L’Éden
La deuxième nuit n’a pas été meilleure que la première et rien n’autorisait l’espoir que les choses s’améliorent à la suivante. Il toussait, se sentait fiévreux, et personne ne savait lui dire au juste quand mouillerait à Casablanca le bateau portugais à destination de New York sur lequel il avait réservé une couchette. Au début de juin ? C’était lointain autant que vague. Comment meubler le temps dans ce purgatoire ? Autour de lui, les gens commençaient à s’installer. Une femme mettait du linge à sécher sur une corde, on battait les paillasses, des enfants se coursaient, policiers contre voleurs. Cela faisait beaucoup de bruit. Des liens de sympathie se nouaient, des rivalités, des exclusions en résultaient : éclats de rire et messes basses. Alors il s’est mis en quête d’un partenaire avec l’énergie d’un drogué en manque, pour tenir le coup.
Lorsqu’il quitte le camp, ses voisins de dortoir murmurent qu’il est bien léger de laisser ses valises sans surveillance. Dès le premier pas au-dehors, il respire.
Aïn Sebaa ne comptait à l’époque qu’une seule artère goudronnée, la route de Rabat, le long de laquelle se développait un embryon de vie urbaine. À sa demande, mon grand-père a dessiné un plan pour le professeur Vidal, très attaché aux détails topologiques comme à tous les faits matériels ou présentant un aspect objectif indéniable, aussi rébarbatifs soient-ils : c’est la mentalité universitaire.
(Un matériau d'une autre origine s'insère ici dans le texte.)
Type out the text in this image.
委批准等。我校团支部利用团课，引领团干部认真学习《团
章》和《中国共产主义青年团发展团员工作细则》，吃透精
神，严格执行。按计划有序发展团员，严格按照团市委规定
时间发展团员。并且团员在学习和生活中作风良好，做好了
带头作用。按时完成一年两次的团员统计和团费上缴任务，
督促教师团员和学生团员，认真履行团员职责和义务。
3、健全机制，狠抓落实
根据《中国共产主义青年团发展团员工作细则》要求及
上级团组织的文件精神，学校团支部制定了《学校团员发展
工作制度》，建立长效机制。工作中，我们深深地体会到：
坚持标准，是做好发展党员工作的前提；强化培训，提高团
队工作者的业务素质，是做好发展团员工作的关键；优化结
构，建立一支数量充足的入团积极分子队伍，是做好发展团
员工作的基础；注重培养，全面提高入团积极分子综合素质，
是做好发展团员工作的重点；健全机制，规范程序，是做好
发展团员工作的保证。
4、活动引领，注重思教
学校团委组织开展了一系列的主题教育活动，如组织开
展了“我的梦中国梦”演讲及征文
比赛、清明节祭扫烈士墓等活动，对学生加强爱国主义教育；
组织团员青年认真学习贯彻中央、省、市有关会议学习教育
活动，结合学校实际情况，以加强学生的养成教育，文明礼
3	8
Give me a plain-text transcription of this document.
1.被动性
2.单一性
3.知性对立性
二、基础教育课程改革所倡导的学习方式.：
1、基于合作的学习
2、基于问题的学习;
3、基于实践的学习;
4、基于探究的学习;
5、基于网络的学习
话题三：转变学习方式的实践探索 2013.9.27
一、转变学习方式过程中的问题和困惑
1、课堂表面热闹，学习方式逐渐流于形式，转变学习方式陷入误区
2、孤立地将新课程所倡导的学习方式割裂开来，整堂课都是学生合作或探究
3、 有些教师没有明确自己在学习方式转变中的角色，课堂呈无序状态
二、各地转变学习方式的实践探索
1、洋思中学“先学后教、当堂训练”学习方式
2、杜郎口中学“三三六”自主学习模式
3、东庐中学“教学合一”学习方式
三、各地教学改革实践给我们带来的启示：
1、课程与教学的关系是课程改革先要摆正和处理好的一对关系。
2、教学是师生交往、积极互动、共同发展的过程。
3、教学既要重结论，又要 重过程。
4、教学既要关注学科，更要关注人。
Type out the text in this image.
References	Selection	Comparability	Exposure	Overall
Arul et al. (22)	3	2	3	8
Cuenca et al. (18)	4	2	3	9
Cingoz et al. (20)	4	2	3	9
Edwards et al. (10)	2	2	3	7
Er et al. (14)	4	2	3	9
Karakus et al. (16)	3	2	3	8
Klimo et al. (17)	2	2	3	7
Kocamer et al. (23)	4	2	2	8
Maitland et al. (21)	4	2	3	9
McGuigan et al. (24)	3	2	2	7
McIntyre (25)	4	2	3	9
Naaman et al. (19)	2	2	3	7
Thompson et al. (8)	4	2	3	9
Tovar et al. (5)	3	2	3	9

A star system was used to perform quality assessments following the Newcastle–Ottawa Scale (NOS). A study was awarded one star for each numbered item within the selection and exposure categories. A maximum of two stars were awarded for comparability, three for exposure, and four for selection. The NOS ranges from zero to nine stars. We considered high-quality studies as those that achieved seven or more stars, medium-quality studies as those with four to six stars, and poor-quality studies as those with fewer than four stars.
Mon grand-père a tracé au stylo-bille, dans le cahier à spirale de notre hôte, les deux lignes parallèles de la route et il a écrit Rabat en haut, auprès d’une flèche, Casa de l’autre côté, puis il a griffonné des carrés et des rectangles tout autour. Le moindre trait qu’il dessinait lui rappelait un épisode de sa jeunesse ; ici, il avait eu son premier flirt ; là, sa première cuite ; et je découvrais avec perplexité que la plupart des anecdotes qui lui venaient aux lèvres m’étaient inconnues.